Federally insured credit unions with more than $50 million in assets could be subject to additional capital requirements according to a proposed risk-based capital rule from the NCUA board. Those credit unions that have credit concentrations in real estate loans, member business loans, or delinquent loans would be subject to the increased risk-based capital.
According to the proposed rule, credit unions would be required to maintain a risk-based capital ratio of 10.5 percent or above, and pass net worth ratio and risk-based capital ratio requirements to be considered well capitalized. Adequately capitalized credit unions would have to maintain risk-based capital ratios between eight percent and 10.49 percent and pass ratio requirements.
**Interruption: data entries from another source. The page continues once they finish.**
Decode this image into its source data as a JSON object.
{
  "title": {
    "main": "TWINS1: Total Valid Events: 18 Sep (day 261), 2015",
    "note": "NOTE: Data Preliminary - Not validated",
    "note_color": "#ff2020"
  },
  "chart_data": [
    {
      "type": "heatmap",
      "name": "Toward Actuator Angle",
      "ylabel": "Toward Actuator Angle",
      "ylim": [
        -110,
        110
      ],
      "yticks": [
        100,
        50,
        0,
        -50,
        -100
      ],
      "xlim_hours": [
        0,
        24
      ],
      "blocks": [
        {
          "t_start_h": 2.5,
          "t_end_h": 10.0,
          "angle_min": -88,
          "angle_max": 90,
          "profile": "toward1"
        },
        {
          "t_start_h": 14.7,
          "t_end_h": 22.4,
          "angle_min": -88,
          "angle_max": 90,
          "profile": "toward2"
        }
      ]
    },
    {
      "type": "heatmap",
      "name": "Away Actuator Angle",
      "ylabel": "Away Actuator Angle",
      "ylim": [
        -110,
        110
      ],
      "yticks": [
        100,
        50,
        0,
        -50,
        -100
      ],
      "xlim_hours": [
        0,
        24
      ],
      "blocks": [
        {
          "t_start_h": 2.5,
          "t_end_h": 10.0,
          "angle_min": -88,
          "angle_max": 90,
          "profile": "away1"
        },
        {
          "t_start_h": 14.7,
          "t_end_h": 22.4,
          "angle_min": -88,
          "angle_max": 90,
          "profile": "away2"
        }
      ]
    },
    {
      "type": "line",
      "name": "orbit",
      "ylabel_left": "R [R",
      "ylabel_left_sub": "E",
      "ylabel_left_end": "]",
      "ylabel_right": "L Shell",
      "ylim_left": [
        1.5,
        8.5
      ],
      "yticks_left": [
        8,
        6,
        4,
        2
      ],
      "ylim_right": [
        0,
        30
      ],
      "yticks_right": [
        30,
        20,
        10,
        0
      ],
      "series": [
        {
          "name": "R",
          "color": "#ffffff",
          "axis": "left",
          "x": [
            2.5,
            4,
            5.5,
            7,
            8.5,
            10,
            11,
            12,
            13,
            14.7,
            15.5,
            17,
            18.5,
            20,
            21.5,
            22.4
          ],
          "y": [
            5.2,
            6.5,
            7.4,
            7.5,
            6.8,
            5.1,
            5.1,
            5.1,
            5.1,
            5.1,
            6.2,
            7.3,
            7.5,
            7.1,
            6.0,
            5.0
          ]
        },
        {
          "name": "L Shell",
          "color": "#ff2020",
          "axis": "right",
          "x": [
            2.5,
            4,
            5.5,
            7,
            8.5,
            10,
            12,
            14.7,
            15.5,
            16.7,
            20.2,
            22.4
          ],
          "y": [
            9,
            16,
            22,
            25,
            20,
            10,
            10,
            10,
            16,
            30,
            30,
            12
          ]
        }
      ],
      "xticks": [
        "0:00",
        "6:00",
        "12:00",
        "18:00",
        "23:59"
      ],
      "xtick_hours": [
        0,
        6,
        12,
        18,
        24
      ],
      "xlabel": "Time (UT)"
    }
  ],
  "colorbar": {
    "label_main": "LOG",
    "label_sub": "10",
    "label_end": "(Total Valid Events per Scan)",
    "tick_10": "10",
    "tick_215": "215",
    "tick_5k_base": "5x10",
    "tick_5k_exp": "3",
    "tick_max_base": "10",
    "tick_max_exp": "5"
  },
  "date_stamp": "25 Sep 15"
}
Under-capitalized credit unions would fall below eight percent risk-based capital ratio.
The NCUA estimated that more than 90 percent of affected credit unions — approximately 2,237 institutions — would be in compliance with the proposed rule, based on June 30, 2013 Call Report data. However, 189 credit unions would experience a decline in their PCA classification from well capitalized to adequately capitalized, and 10 well-capitalized credit unions would experience a decline to under-capitalized status.
The proposal has not yet been published in the Federal Register, so a specific comment due date has not been set, however the League will update its comment call on this issue to include the date when it appears in the register. Credit unions are encouraged to submit comments and opinions to the LSCU as soon as possible. The League will be filing a comment letter to NCUA prior to the comment period deadline.